Auch der FDP-Fraktionschef im Landtag, Hans-Ulrich Rülke, sieht eine Impfpflicht gegen Corona kritisch. Ungeimpfte würden große Einschränkungen in Kauf nehmen, sagte Rülke in der pandemiebedingt fast leeren Stuttgarter Staatsoper. Es stelle sich daher die Frage, ob die vage Drohung einer Ordnungsstrafe Ungeimpfte überzeugen könnte. Für eine Impfpflicht brauche es zudem ein nationales Impfregister.

Über eine allgemeine Impfpflicht gegen Corona soll der Bundestag voraussichtlich in freier Abstimmung ohne Fraktionsdisziplin entscheiden. Innerhalb der FDP im Bundestag regt sich aber Widerstand. Der stellvertretende FDP-Vorsitzende Wolfgang Kubicki hatte Befürworter einer Corona-Impfpflicht zuletzt scharf kritisiert und ihnen Rache an Ungeimpften als Motiv unterstellt.

Auf dem Landesparteitag in Fellbach bei Stuttgart diskutierten die Delegierten am Mittwoch über eine 500-Euro-Prämie, um die Impfquote zu erhöhen. Einen entsprechenden Antrag lehnten die Delegierten jedoch mit großer Mehrheit ab.

In einem weiteren Antrag sprachen sich die Delegierten per Beschluss für eine Verringerung der Wahlkreise von 70 auf 60 in Baden-Württemberg aus, um eine Aufblähung des Landtags zu verhindern.

Abrechnung mit Grün-Schwarz

Die FDP regiert als Teil der neuen Bundesregierung gemeinsam mit der SPD und den Grünen. Trotz der neuen Konstellation im Bund teilten Rülke und Theurer kräftig gegen die Grünen im Land aus. Landeschef Theurer warf Grün-Schwarz eine Politik des Stillstands vor. «Der Ministerpräsident, den ich ja persönlich sehr schätze, er wirkt in manchen politischen Diskussionen zunehmend versteinert», sagte Theurer. «Die grün-schwarze Regierung hier ist zunehmend eine Stillstandskoalition.»

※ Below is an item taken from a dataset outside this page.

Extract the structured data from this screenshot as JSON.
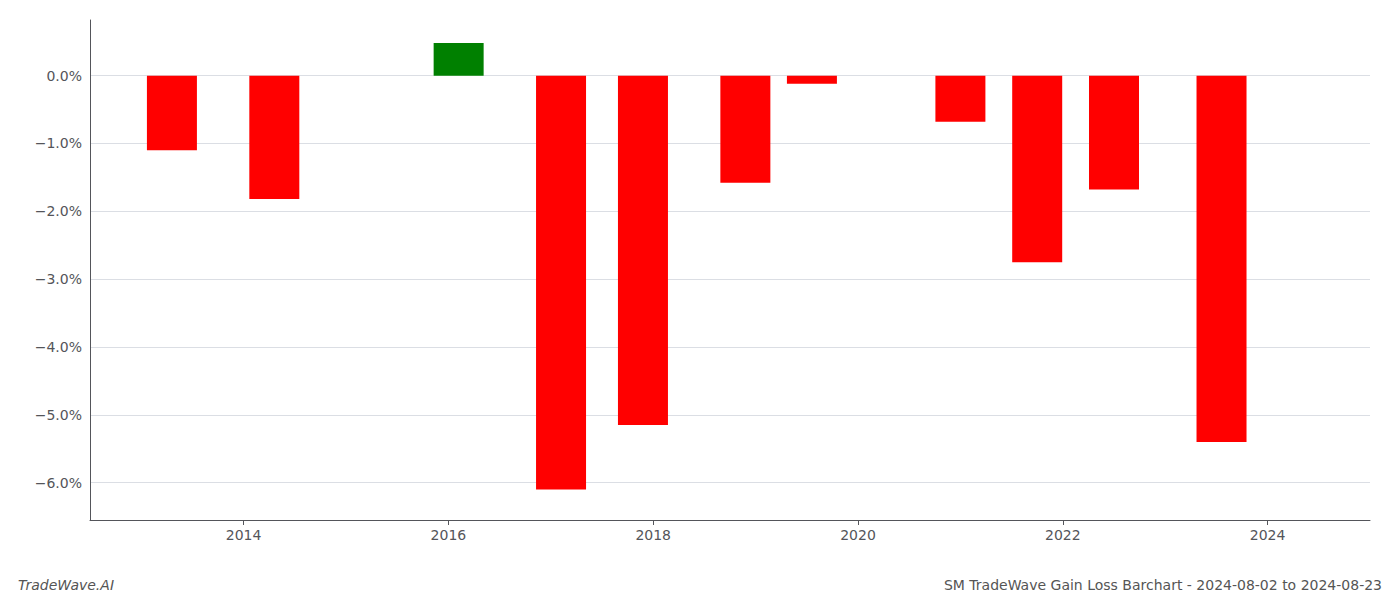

Rülke warf Kretschmann einen Anschlag auf die Demokratie vor. Kretschmann habe gesagt, man müsse über nicht verhältnismäßige Maßnahmen im Kampf gegen die Corona-Pandemie diskutieren, kritisierte Rülke. Wenn Kretschmann zudem erkläre, man müsse den Hyperliberalismus auf den Prüfstand stellen, dann sei das genau betrachtet ein «Anschlag auf die liberale Demokratie und die Verfassungsnormen dieses Landes». «Da will einer die parlamentarische Demokratie aushebeln und zu autoritären Strukturen zurückgehen.»

Kretschmann hatte im Sommer 2021 in einem Interview vorgeschlagen, harte Eingriffe in die Bürgerfreiheiten zu ermöglichen, um Pandemien schneller in den Griff zu bekommen. Nach heftiger Kritik an seinen Aussagen hatte er erklärt, dass er bedauere, dass das Interview zu «Missverständnissen» geführt habe – und dass er den Grundsatz der Verhältnismäßigkeit nie in Frage stellen würde.

Die FDP stimmt sich mit ihrem Dreikönigstreffen in Stuttgart und dem Landesparteitag vor dem Feiertag traditionell auf das politische Jahr ein. Pandemiebedingt fand das Dreikönigstreffen zum zweiten Mal in Folge als Online-Veranstaltung statt. Im Stuttgarter Opernhaus, das sonst am 6. Januar bis auf den letzten Platz voll mit FDP-Anhängern ist, versammelte sich nur die FDP-Spitze. Rülke sprach von einem «Geisterspiel».